Trop de revendications de victoire commencent à paraître suspectes
Par Ugo Bardi – Le 1 décembre 2019 – Source CassandraLegacy
Les théoriciens du pic pétrolier ont toujours été le punching-ball préféré des grands experts du pétrole, mais récemment, les attaques contre l’idée du pic pétrolier ont commencé à devenir si fortes et si répandues que je commence à penser qu’il doit y avoir quelque chose qui cloche dans le monde du pétrole aujourd’hui. À titre d’exemple particulièrement significatif, je peux citer un article récent de Michael Lynch sur Forbes. Je comprends que certaines personnes ont un os à ronger et elles veulent le ronger proprement, mais là c’est un peu trop. M. Lynch est certainement convaincu que ses opinions sur le pic pétrolier sont justifiées, mais il est peut-être trop tôt pour faire un tour de piste en criant victoire.
Pourtant, certaines allégations de grande abondance de pétrole semblent fondées non seulement sur le plaisir de dénigrer les théoriciens de la théorie du pic pétrolier, mais aussi sur des données considérées comme réelles. À titre d’exemple, voir un article récent du Financial Times où l’on peut lire ceci :
Les États-Unis ont cimenté leur statut d’exportateur net sur les marchés mondiaux du pétrole, un revirement radical par rapport aux années précédentes qui pourrait affecter leurs liens avec leurs alliés étrangers.
Vous vous interrogez peut-être sur la logique de l’utilisation du terme « cimenté », qui signifie consolider quelque chose qui existe déjà. En effet, les affirmations selon lesquelles les États-Unis auraient atteint leur « indépendance énergétique » en termes de pétrole brut étaient devenues courantes après que la production américaine eut dépassé les importations – ce qui ne signifiait rien, bien sûr, il s’agissait d’un pur forage d’un puits sec. A cette époque, les États-Unis avaient, et ont toujours, un déficit de près de 3 millions de barils de pétrole en termes de balance importation/exportation, comme vous pouvez le voir dans la figure ci-dessous. (image de SeekingAlpha)
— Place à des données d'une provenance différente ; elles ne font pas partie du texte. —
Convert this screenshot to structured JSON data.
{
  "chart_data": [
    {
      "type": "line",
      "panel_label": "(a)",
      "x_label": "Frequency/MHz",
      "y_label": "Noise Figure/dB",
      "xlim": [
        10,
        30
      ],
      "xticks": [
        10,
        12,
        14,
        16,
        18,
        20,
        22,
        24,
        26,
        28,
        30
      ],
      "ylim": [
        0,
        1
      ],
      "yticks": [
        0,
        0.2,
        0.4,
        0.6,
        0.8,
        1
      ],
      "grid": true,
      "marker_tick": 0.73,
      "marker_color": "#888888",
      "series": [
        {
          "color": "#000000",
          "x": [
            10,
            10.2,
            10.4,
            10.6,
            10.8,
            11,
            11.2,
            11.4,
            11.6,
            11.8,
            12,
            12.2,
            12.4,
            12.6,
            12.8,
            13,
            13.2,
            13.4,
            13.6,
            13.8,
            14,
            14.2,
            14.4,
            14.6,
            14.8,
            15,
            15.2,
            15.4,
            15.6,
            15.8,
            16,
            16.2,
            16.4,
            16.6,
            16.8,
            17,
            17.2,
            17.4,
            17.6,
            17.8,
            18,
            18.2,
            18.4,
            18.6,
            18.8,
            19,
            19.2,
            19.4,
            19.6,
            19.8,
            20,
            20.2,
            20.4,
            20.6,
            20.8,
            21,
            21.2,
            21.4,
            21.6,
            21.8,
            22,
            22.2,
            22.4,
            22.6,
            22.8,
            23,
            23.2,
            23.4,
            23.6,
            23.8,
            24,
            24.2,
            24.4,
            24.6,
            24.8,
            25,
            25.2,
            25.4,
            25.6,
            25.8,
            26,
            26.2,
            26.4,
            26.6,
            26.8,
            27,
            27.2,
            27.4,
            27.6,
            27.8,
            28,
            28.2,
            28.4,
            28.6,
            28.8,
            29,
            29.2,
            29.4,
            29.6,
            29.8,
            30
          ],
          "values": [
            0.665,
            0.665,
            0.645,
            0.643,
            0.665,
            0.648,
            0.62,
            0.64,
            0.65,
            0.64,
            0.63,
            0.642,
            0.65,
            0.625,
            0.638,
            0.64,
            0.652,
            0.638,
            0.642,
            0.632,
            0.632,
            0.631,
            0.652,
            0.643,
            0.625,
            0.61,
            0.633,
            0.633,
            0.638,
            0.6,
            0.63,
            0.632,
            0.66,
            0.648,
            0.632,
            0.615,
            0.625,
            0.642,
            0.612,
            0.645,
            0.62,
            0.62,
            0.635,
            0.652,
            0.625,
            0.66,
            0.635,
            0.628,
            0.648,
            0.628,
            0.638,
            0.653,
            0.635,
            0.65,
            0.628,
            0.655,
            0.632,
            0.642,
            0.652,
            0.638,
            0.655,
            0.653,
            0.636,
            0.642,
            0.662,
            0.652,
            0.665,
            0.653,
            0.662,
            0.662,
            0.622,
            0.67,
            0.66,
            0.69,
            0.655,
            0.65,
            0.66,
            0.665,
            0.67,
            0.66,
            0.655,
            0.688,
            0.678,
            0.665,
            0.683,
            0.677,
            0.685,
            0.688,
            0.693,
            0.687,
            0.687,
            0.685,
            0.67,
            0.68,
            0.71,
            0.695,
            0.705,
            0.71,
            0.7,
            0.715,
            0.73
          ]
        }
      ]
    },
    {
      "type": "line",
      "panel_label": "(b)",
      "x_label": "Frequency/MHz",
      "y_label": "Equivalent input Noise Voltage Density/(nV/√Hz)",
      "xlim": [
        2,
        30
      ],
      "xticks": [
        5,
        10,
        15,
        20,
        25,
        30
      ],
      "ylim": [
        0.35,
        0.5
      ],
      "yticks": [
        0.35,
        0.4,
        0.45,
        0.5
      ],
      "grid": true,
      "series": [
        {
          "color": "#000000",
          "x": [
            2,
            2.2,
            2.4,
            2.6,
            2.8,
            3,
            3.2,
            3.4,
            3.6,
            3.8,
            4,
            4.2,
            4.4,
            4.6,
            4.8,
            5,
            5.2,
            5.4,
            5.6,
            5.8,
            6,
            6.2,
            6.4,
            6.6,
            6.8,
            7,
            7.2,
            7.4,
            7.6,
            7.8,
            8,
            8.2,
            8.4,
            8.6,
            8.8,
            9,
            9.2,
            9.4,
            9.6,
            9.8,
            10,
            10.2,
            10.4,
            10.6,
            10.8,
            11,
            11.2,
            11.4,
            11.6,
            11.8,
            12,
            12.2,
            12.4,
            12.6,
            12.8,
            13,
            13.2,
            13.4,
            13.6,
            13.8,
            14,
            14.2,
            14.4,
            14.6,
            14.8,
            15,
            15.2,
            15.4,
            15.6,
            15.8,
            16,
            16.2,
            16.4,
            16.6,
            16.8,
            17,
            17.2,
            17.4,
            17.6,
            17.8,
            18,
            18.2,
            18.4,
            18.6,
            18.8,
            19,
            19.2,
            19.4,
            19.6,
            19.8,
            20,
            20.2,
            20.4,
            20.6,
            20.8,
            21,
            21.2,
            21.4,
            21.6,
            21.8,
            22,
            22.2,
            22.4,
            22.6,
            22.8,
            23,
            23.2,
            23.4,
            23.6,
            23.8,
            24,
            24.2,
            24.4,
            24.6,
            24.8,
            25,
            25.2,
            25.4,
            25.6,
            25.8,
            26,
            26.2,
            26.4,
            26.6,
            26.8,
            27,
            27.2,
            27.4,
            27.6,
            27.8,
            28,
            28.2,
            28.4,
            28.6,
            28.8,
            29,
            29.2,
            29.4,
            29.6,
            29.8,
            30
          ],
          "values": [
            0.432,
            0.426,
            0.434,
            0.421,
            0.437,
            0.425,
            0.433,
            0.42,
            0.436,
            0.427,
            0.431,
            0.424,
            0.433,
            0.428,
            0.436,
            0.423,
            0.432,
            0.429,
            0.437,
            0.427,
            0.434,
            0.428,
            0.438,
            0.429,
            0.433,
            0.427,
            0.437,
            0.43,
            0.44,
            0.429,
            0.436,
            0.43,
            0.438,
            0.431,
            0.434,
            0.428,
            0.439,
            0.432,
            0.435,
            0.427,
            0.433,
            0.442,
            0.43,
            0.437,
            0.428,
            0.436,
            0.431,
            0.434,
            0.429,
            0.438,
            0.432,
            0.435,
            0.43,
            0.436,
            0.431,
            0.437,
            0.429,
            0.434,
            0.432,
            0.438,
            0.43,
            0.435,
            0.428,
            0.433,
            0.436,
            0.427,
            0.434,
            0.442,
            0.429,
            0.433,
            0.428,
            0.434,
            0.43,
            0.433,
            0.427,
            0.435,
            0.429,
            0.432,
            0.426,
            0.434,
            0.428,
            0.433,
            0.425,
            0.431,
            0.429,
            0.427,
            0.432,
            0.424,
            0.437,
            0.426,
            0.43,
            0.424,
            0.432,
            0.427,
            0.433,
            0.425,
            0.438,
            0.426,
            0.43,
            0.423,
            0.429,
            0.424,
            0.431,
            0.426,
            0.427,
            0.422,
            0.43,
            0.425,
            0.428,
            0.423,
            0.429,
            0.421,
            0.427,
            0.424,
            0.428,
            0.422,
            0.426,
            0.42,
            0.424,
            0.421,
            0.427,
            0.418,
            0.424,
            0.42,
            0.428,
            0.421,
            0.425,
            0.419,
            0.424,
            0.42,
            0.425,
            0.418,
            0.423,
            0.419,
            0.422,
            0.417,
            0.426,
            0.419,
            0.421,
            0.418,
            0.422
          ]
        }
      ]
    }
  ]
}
Les données de l’EIA pour le pétrole brut confirment qu’en novembre de cette année, les États-Unis avaient un DÉFICIT de 2,7 millions de barils par jour dans le bilan importations/exportations. Alors, comment le FT peut-il prétendre que les États-Unis sont un exportateur net ? Simple : dans la catégorie « pétrole », ils regroupent le pétrole brut et les produits pétroliers. Ces derniers comprennent les produits des raffineries tels que le kérosène, le carburant diesel, les lubrifiants, etc. Et, en effet, récemment, la somme des exportations de ces deux catégories a touché et légèrement dépassé la courbe des importations de pétrole brut.
Cela signifie-t-il que les États-Unis sont désormais « indépendants sur le plan énergétique » en ce sens qu’ils exportent plus de pétrole qu’ils n’en importent ? Pas du tout. Ce ne serait vrai que si les produits exportés étaient entièrement fabriqués avec du pétrole américain – ce qui ne peut évidemment pas être le cas. La production américaine, de nos jours, provient en grande partie du pétrole de schiste, qui est un pétrole léger. Mais les raffineries préfèrent utiliser du pétrole lourd, qui est importé du Canada et d’autres régions en dehors des États-Unis [Notamment du Venezuela ou même de Russie, NdT]. Les produits raffinés fabriqués à partir de ce pétrole peuvent être considérés comme des « exportations de pétrole », mais ce n’est pas du pétrole qui a été produit aux États-Unis. Si ce qui compte, c’est l’indépendance énergétique des États-Unis, il est évident que ce n’est qu’une ruse pour faire croire que les États-Unis produisent plus qu’ils ne produisent réellement.
Il est vrai que la production pétrolière américaine ne cesse d’augmenter, jusqu’à présent, mais pendant combien de temps peut-elle continuer à croître ? En effet, il semble y avoir un excès suspect de jubilation dans ces allégations d’abondance de pétrole. Pourrait-il s’agir d’une tentative de couvrir de gros problèmes ? Difficile à dire, mais une chose est impressionnante : 2019 devrait être la première année depuis dix ans – depuis la grande récession de 2009 – où la production mondiale de pétrole aura diminué (données de Ron Patterson).
L’histoire du pic pétrolier a été une guerre des opinions et nous savons que les guerres sont gagnées par ceux qui gagnent la dernière bataille. Sommes-nous en train de regarder de l’autre côté de la courbe de croissance ?
Ugo Bardi enseigne la chimie physique à l’Université de Florence, en Italie, et il est également membre du Club de Rome. Il s’intéresse à l’épuisement des ressources, à la modélisation de la dynamique des systèmes, aux sciences climatiques et aux énergies renouvelables.